И всё-таки сведения об отношении Хлебникова к своим рукописям противоречивы и довольно невнятны. Думается, объяснимо это или состоянием самих бумаг (вспомним оценку старый бумажный хлам, СП V: 257) или охлаждением к ним автора. Однако не следует забывать и в том, что Александр Парнис назвал „идеалом бродячего певца”.13

Как и многие из знакомцев Хлебникова, харьковский психиатр Анфимов, обследовавший его в 1919 году, свидетельствует, что поэт „терял свои вещи”,14 но при этом делает оговорку: Хлебников „всем своим существом вошёл в жизнь литературной богемы,” пребывая в убеждении, что „поэты должны бродить и петь”.15 В последнем случае Анфимов дословно цитирует “декларацию творцов”, которую, по словам Дмитрия Петровского, они с Хлебниковым составили в 1918 году.16 Этот призыв объявить поэтов „вне нации, государства и обычных законов” и предоставить им права „беспрепятственного и бесплатного переезда по железным дорогам, выезд за пределы Республики во все государства всего мира”, был доведён до сведения большевистского наркома просвещения Луначарского, но этим дело и кончилось.17

Но почему Хлебников распоряжался плодами своего ума и таланта столь диковинным для пишущей братии образом? Если предположить игру поэта в первобытного барда, то значение рукописи сводится к нулю: сохранность текста гарантирована не бумажной копией, а тренированной памятью. С другой стороны, окончательной и неизменной такого рода изящная словесность не могла быть по определению. Однако во времена Хлебникова грамотность населения уже достигла уровня, когда тон межличностному общению задавал печатный станок. Не объясняется ли явно двойственное отношение будетлянина к сохранности своих бумаг сшибкой “духа Гутенберга” (точное соответствие печатного текста рукописному) с дописьменным подходом к воспроизведению образца (дословное не обязательно, улучшенное приветствуется)?
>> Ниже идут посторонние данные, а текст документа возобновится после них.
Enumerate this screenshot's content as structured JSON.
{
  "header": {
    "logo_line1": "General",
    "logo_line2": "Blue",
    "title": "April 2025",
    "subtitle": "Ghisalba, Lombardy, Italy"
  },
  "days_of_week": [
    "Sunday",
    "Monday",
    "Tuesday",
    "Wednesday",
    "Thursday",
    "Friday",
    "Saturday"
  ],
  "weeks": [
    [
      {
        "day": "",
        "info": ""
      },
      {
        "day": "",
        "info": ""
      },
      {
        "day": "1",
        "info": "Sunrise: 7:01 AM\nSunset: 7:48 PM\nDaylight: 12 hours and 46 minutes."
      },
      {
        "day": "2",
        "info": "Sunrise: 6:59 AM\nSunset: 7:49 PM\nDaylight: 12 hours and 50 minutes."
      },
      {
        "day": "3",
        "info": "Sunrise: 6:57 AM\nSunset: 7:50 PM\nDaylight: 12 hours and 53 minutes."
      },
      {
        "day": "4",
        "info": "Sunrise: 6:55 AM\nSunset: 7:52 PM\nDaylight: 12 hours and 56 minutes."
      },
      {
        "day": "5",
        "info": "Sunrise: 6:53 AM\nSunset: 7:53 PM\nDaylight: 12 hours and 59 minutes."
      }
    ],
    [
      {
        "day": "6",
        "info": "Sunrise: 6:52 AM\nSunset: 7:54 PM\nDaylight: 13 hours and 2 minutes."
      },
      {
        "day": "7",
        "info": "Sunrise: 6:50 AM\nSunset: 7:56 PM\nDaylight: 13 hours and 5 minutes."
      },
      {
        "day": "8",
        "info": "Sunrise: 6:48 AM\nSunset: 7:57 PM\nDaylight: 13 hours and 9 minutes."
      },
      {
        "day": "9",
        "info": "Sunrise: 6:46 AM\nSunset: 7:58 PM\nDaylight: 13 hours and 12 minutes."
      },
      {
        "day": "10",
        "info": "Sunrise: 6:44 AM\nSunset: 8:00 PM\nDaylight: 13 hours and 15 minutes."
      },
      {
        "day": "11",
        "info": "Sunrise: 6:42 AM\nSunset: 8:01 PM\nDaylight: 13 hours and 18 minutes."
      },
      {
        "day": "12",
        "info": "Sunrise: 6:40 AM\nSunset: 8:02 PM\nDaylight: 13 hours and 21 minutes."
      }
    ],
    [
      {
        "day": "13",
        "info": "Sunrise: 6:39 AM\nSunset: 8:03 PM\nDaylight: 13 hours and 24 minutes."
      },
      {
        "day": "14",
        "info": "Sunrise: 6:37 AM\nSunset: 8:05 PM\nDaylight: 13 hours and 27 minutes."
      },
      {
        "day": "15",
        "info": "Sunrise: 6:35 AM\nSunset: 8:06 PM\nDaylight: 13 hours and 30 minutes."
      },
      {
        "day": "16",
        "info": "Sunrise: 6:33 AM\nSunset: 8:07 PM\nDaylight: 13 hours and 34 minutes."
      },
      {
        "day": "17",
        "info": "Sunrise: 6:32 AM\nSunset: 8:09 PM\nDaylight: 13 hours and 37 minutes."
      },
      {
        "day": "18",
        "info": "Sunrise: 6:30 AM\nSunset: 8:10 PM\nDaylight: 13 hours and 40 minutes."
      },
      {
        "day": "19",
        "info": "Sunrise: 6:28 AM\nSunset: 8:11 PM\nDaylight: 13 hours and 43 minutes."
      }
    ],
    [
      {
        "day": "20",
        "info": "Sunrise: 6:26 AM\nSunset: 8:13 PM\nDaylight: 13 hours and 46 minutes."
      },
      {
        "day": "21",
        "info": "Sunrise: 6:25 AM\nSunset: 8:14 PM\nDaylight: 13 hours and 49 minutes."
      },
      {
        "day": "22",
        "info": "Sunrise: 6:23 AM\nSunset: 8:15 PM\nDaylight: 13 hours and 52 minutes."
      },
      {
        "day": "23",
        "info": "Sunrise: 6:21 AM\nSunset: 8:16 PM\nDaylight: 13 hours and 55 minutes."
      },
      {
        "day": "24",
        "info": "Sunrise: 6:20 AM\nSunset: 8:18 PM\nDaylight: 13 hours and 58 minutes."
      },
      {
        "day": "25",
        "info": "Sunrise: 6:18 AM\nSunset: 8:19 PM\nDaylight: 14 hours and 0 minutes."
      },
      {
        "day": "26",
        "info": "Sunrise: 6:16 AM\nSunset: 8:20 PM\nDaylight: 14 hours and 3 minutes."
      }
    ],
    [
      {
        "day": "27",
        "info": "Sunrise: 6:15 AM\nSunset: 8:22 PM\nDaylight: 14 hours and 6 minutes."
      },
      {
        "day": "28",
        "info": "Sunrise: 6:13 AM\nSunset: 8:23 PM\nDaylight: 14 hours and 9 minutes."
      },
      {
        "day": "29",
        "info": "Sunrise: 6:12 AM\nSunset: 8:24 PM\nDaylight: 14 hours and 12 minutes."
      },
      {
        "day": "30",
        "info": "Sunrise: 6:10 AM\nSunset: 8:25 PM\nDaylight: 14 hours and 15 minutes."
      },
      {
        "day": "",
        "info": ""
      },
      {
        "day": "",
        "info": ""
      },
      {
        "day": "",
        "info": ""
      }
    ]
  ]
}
Хлебников, конечно, прекрасно понимал, что для сохранения его произведений печатный станок необходим. Но, похоже, сам подход поэта к речетворству отрицал полностью готовую к набору, выверенную до последней запятой рукопись. Постоянная правка написанного — вот, по большому счёту, хлебниковский “способ производства”. Об этом свидетельствуют практически все, кто держал в руках рукописи Хлебникова,18 и Степанов, когда говорит об „отнюдь не безразличном или небрежном” отношении поэта к своим автографам (СП I: 35), подразумевает именно стремление к совершенству. Однако недоверие к написанному в один присест — показатель ответственности писателя — казалось издателям Хлебникова из числа футуристов едва ли не вандализмом. Оказывается (и это, должно быть, способствовало перевиранию рукописей), составители футуристских сборников опасались доверить Хлебникову вычитку типографского набора: он всё переписывал заново. Об этом свидетельствуют очевидцы. Петровский: „Хлебникову нельзя было давать корректуры, он не исправит, а перепишет всё заново по-иному”. Маяковский: „К корректуре его нельзя было подпускать, — он перечёркивал всё, целиком, давая совершенно новый текст”. Давид Бурлюк: „Хлебников не способен делать корректуру — он пишет поверх её новый вариант. Его от печатания надо устранить совершенно”.19

Редакторы-футуристы стремились “уберечь” рукописи Хлебникова от него самого. Их отношение к его автографам, таким образом, “оправдано” не только угрозой физическому существованию „четвертушек и полулистов” (по вине якобы разгильдяя Хлебникова), но и “опасностью” для их литературного бытия (вследствие творческого метода автора).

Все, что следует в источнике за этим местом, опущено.